Dispatch an event to a state machine.

If using nested state machines (HSM), it has to be called on a root state machine in the hierarchy.

Parameters:event (Event) – Event to be dispatched
initial_state

Get the initial state in a state machine.

Returns:Initial state in a state machine
Return type:State
initialize()[source]

Initialize states in the state machine.

After a state machine has been created and all states are added to it, initialize() has to be called.

If using nested state machines (HSM), initialize() has to be called on a root state machine in the hierarchy.

is_substate(state)

Check whether the state is a substate of self.

Also self is considered a substate of self.

Parameters:state (State) – State to verify
Returns:True if state is a substate of self, False otherwise
Return type:bool
leaf_state

Get the current leaf state.

The state property gives the current, local state in a state machine. The leaf_state goes to the bottom in a hierarchy of states. In most cases, this is the property that should be used to get the current state in a state machine, even in a flat FSM, to keep the consistency in the code and to avoid confusion.

Returns:Leaf state in a hierarchical state machine
Return type:State
register_handlers()

Hook method to register event handlers.

It is used to easily extend State class. The hook is called from within the base State.__init__(). Usually, the __init__() doesn’t have to be created in a subclass.

Event handlers are kept in a dict, with events’ names as keys, therefore registered events may be of any hashable type.

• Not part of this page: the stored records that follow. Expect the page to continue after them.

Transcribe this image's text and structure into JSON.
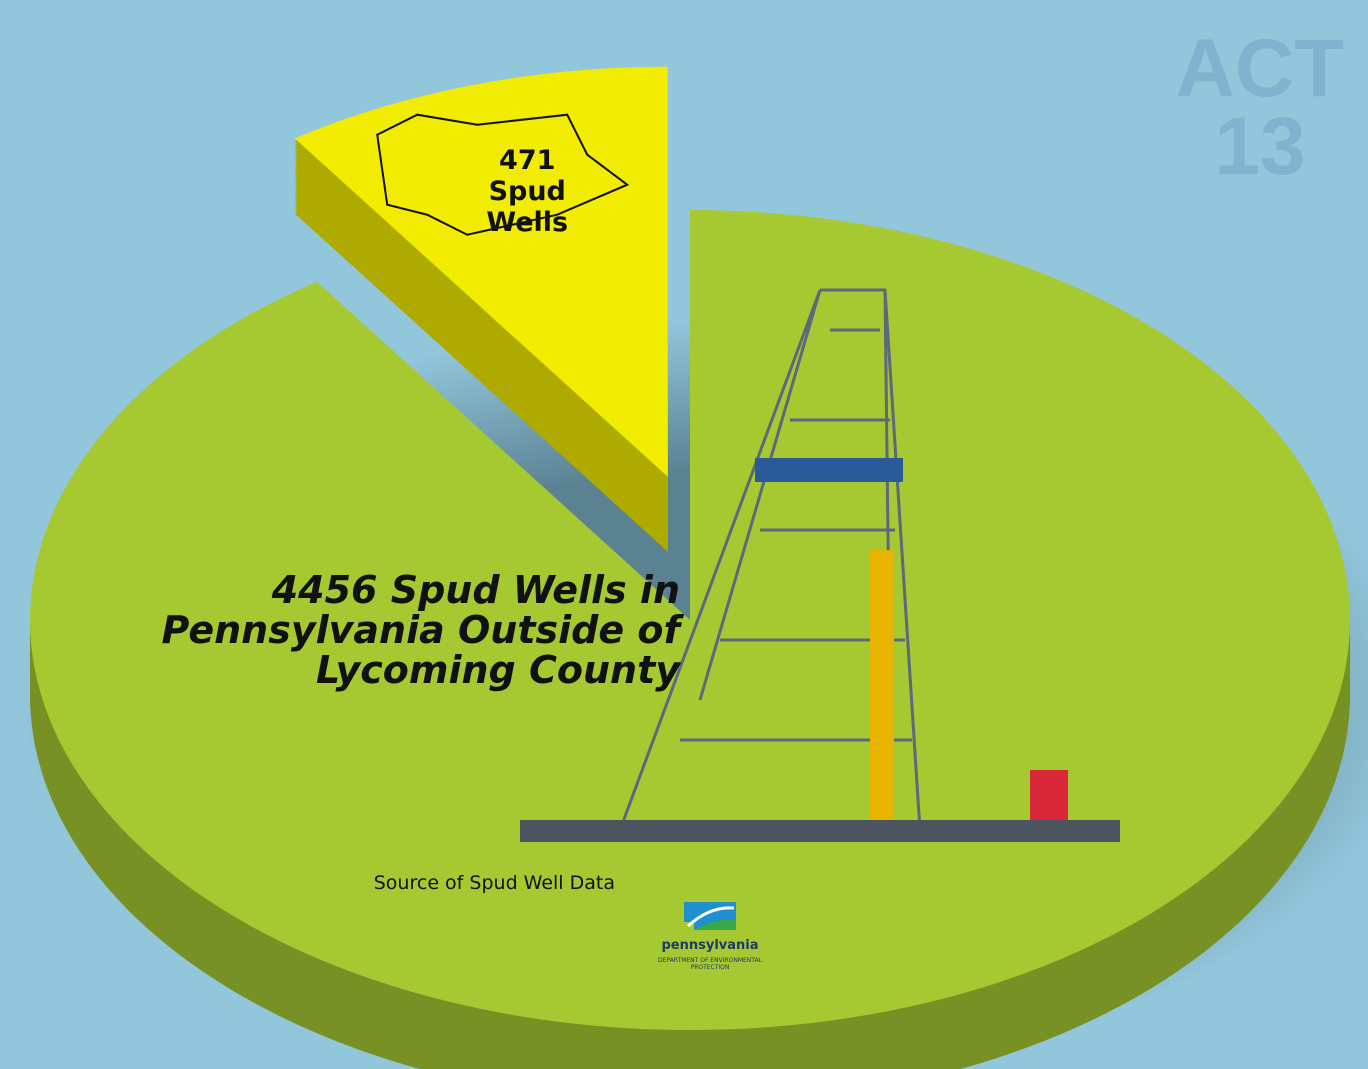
{
  "chart_data": {
    "type": "pie",
    "categories": [
      "Lycoming County",
      "Pennsylvania Outside of Lycoming County"
    ],
    "values": [
      471,
      4456
    ],
    "value_labels": [
      "471 Spud Wells",
      "4456 Spud Wells in Pennsylvania Outside of Lycoming County"
    ],
    "colors": [
      "#f2ec00",
      "#a6c932"
    ],
    "badge": "ACT 13",
    "source_label": "Source of Spud Well Data",
    "source_logo": {
      "name": "pennsylvania",
      "department": "DEPARTMENT OF ENVIRONMENTAL PROTECTION"
    }
  }
}
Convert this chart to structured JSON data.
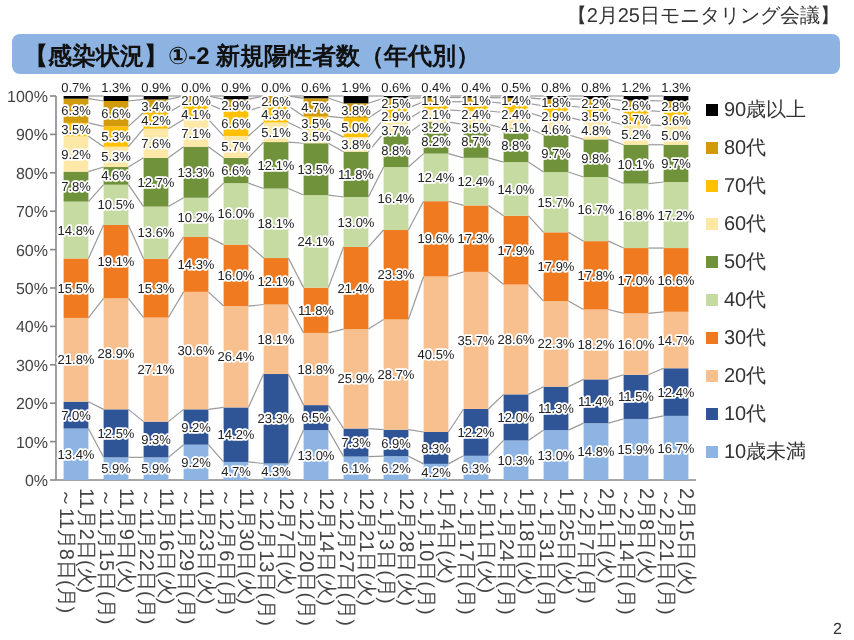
{
  "chart_data": {
    "type": "bar",
    "stacked": true,
    "title": "【感染状況】①-2 新規陽性者数（年代別）",
    "annotations": [
      "【2月25日モニタリング会議】",
      "2"
    ],
    "categories": [
      "11月2日(火)\n～11月8日(月)",
      "11月9日(火)\n～11月15日(月)",
      "11月16日(火)\n～11月22日(月)",
      "11月23日(火)\n～11月29日(月)",
      "11月30日(火)\n～12月6日(月)",
      "12月7日(火)\n～12月13日(月)",
      "12月14日(火)\n～12月20日(月)",
      "12月21日(火)\n～12月27日(月)",
      "12月28日(火)\n～1月3日(月)",
      "1月4日(火)\n～1月10日(月)",
      "1月11日(火)\n～1月17日(月)",
      "1月18日(火)\n～1月24日(月)",
      "1月25日(火)\n～1月31日(月)",
      "2月1日(火)\n～2月7日(月)",
      "2月8日(火)\n～2月14日(月)",
      "2月15日(火)\n～2月21日(月)"
    ],
    "ylim": [
      0,
      100
    ],
    "yticks": [
      {
        "value": 0,
        "label": "0%"
      },
      {
        "value": 10,
        "label": "10%"
      },
      {
        "value": 20,
        "label": "20%"
      },
      {
        "value": 30,
        "label": "30%"
      },
      {
        "value": 40,
        "label": "40%"
      },
      {
        "value": 50,
        "label": "50%"
      },
      {
        "value": 60,
        "label": "60%"
      },
      {
        "value": 70,
        "label": "70%"
      },
      {
        "value": 80,
        "label": "80%"
      },
      {
        "value": 90,
        "label": "90%"
      },
      {
        "value": 100,
        "label": "100%"
      }
    ],
    "legend": "right",
    "series": [
      {
        "name": "10歳未満",
        "color": "#8db4e2",
        "values": [
          13.4,
          5.9,
          5.9,
          9.2,
          4.7,
          4.3,
          13.0,
          6.1,
          6.2,
          4.2,
          6.3,
          10.3,
          13.0,
          14.8,
          15.9,
          16.7
        ],
        "value_labels": [
          "13.4%",
          "5.9%",
          "5.9%",
          "9.2%",
          "4.7%",
          "4.3%",
          "13.0%",
          "6.1%",
          "6.2%",
          "4.2%",
          "6.3%",
          "10.3%",
          "13.0%",
          "14.8%",
          "15.9%",
          "16.7%"
        ]
      },
      {
        "name": "10代",
        "color": "#2f5597",
        "values": [
          7.0,
          12.5,
          9.3,
          9.2,
          14.2,
          23.3,
          6.5,
          7.3,
          6.9,
          8.3,
          12.2,
          12.0,
          11.3,
          11.4,
          11.5,
          12.4
        ],
        "value_labels": [
          "7.0%",
          "12.5%",
          "9.3%",
          "9.2%",
          "14.2%",
          "23.3%",
          "6.5%",
          "7.3%",
          "6.9%",
          "8.3%",
          "12.2%",
          "12.0%",
          "11.3%",
          "11.4%",
          "11.5%",
          "12.4%"
        ]
      },
      {
        "name": "20代",
        "color": "#f8c08e",
        "values": [
          21.8,
          28.9,
          27.1,
          30.6,
          26.4,
          18.1,
          18.8,
          25.9,
          28.7,
          40.5,
          35.7,
          28.6,
          22.3,
          18.2,
          16.0,
          14.7
        ],
        "value_labels": [
          "21.8%",
          "28.9%",
          "27.1%",
          "30.6%",
          "26.4%",
          "18.1%",
          "18.8%",
          "25.9%",
          "28.7%",
          "40.5%",
          "35.7%",
          "28.6%",
          "22.3%",
          "18.2%",
          "16.0%",
          "14.7%"
        ]
      },
      {
        "name": "30代",
        "color": "#f07a20",
        "values": [
          15.5,
          19.1,
          15.3,
          14.3,
          16.0,
          12.1,
          11.8,
          21.4,
          23.3,
          19.6,
          17.3,
          17.9,
          17.9,
          17.8,
          17.0,
          16.6
        ],
        "value_labels": [
          "15.5%",
          "19.1%",
          "15.3%",
          "14.3%",
          "16.0%",
          "12.1%",
          "11.8%",
          "21.4%",
          "23.3%",
          "19.6%",
          "17.3%",
          "17.9%",
          "17.9%",
          "17.8%",
          "17.0%",
          "16.6%"
        ]
      },
      {
        "name": "40代",
        "color": "#c5dba1",
        "values": [
          14.8,
          10.5,
          13.6,
          10.2,
          16.0,
          18.1,
          24.1,
          13.0,
          16.4,
          12.4,
          12.4,
          14.0,
          15.7,
          16.7,
          16.8,
          17.2
        ],
        "value_labels": [
          "14.8%",
          "10.5%",
          "13.6%",
          "10.2%",
          "16.0%",
          "18.1%",
          "24.1%",
          "13.0%",
          "16.4%",
          "12.4%",
          "12.4%",
          "14.0%",
          "15.7%",
          "16.7%",
          "16.8%",
          "17.2%"
        ]
      },
      {
        "name": "50代",
        "color": "#70923a",
        "values": [
          7.8,
          4.6,
          12.7,
          13.3,
          6.6,
          12.1,
          13.5,
          11.8,
          8.8,
          8.2,
          8.7,
          8.8,
          9.7,
          9.8,
          10.1,
          9.7
        ],
        "value_labels": [
          "7.8%",
          "4.6%",
          "12.7%",
          "13.3%",
          "6.6%",
          "12.1%",
          "13.5%",
          "11.8%",
          "8.8%",
          "8.2%",
          "8.7%",
          "8.8%",
          "9.7%",
          "9.8%",
          "10.1%",
          "9.7%"
        ]
      },
      {
        "name": "60代",
        "color": "#fee8a8",
        "values": [
          9.2,
          5.3,
          7.6,
          7.1,
          5.7,
          5.1,
          3.5,
          3.8,
          3.7,
          3.2,
          3.5,
          4.1,
          4.6,
          4.8,
          5.2,
          5.0
        ],
        "value_labels": [
          "9.2%",
          "5.3%",
          "7.6%",
          "7.1%",
          "5.7%",
          "5.1%",
          "3.5%",
          "3.8%",
          "3.7%",
          "3.2%",
          "3.5%",
          "4.1%",
          "4.6%",
          "4.8%",
          "5.2%",
          "5.0%"
        ]
      },
      {
        "name": "70代",
        "color": "#ffc000",
        "values": [
          3.5,
          5.3,
          4.2,
          4.1,
          6.6,
          4.3,
          3.5,
          5.0,
          2.9,
          2.1,
          2.4,
          2.4,
          2.9,
          3.5,
          3.7,
          3.6
        ],
        "value_labels": [
          "3.5%",
          "5.3%",
          "4.2%",
          "4.1%",
          "6.6%",
          "4.3%",
          "3.5%",
          "5.0%",
          "2.9%",
          "2.1%",
          "2.4%",
          "2.4%",
          "2.9%",
          "3.5%",
          "3.7%",
          "3.6%"
        ]
      },
      {
        "name": "80代",
        "color": "#d19b0b",
        "values": [
          6.3,
          6.6,
          3.4,
          2.0,
          2.9,
          2.6,
          4.7,
          3.8,
          2.5,
          1.1,
          1.1,
          1.4,
          1.8,
          2.2,
          2.6,
          2.8
        ],
        "value_labels": [
          "6.3%",
          "6.6%",
          "3.4%",
          "2.0%",
          "2.9%",
          "2.6%",
          "4.7%",
          "3.8%",
          "2.5%",
          "1.1%",
          "1.1%",
          "1.4%",
          "1.8%",
          "2.2%",
          "2.6%",
          "2.8%"
        ]
      },
      {
        "name": "90歳以上",
        "color": "#000000",
        "values": [
          0.7,
          1.3,
          0.9,
          0.0,
          0.9,
          0.0,
          0.6,
          1.9,
          0.6,
          0.4,
          0.4,
          0.5,
          0.8,
          0.8,
          1.2,
          1.3
        ],
        "value_labels": [
          "0.7%",
          "1.3%",
          "0.9%",
          "0.0%",
          "0.9%",
          "0.0%",
          "0.6%",
          "1.9%",
          "0.6%",
          "0.4%",
          "0.4%",
          "0.5%",
          "0.8%",
          "0.8%",
          "1.2%",
          "1.3%"
        ]
      }
    ]
  }
}
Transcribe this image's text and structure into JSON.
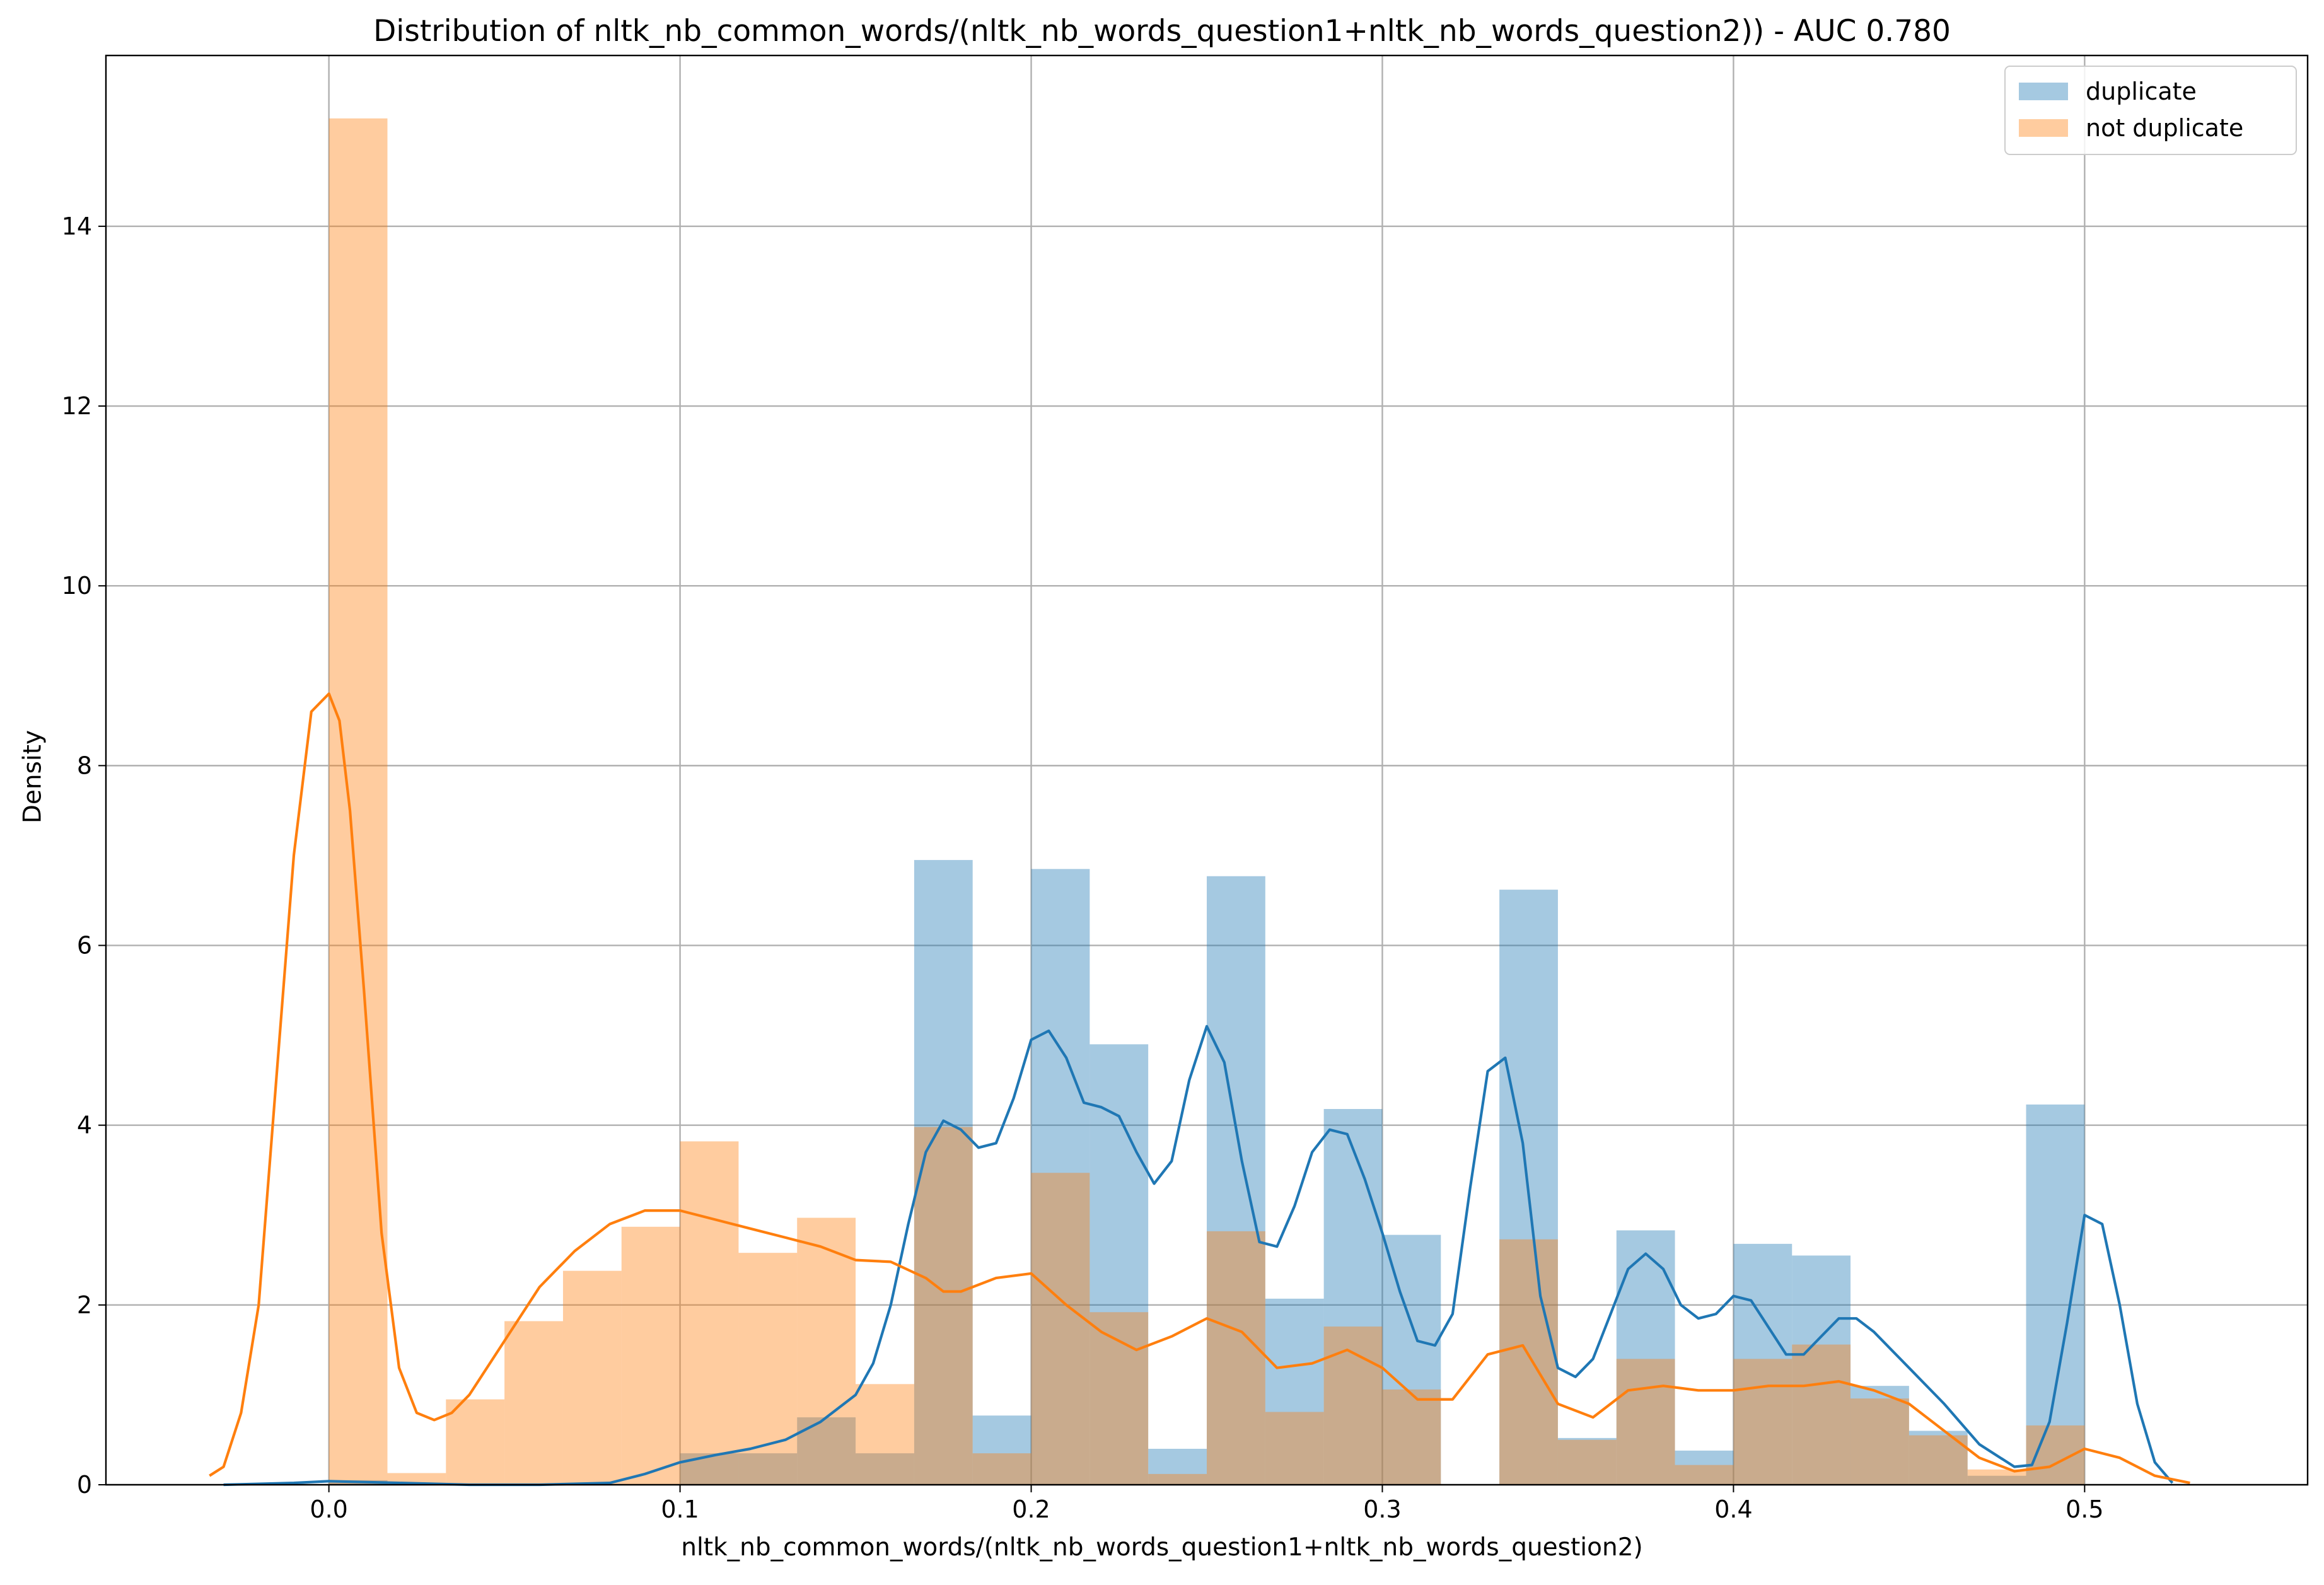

Handlers take two arguments:

  • state: The current state that is handling an event. The same
    handler function may be attached to many states, therefore it is helpful to get the handling state’s instance.
  • event: An event that triggered the handler call. If it is an
    enter or exit event, then the source event (the one that triggered the transition) is passed in event’s cargo property as cargo.source_event.

Example Usage:

class On(State):
    def handle_my_event(self, state, event):
        print('Handling an event')

    def register_handlers(self):
        self.handlers = {
            'my_event': self.handle_my_event,
            '&': self.handle_my_event,
            frozenset([1, 2]): self.handle_my_event
        }
revert_to_previous_leaf_state(event=None)[source]

Similar to set_previous_leaf_state() but the current leaf_state is not saved on the stack of states. It allows to perform transitions further in the history of states.

root_machine

Get the root state machine in a states hierarchy.

Returns:Root state in the states hierarchy
Return type:StateMachine
set_initial_state(state)[source]

Set an initial state in a state machine.

Parameters:state (State) – Set this state as initial in a state machine
set_previous_leaf_state(event=None)[source]

Transition to a previous leaf state. This makes a dynamic transition to a historical state. The current leaf_state is saved on the stack of historical leaf states when calling this method.

Parameters:event (Event) – (Optional) event that is passed to states involved in the transition
exception pysm.pysm.StateMachineException[source]

Bases: exceptions.Exception

All StateMachine exceptions are of this type.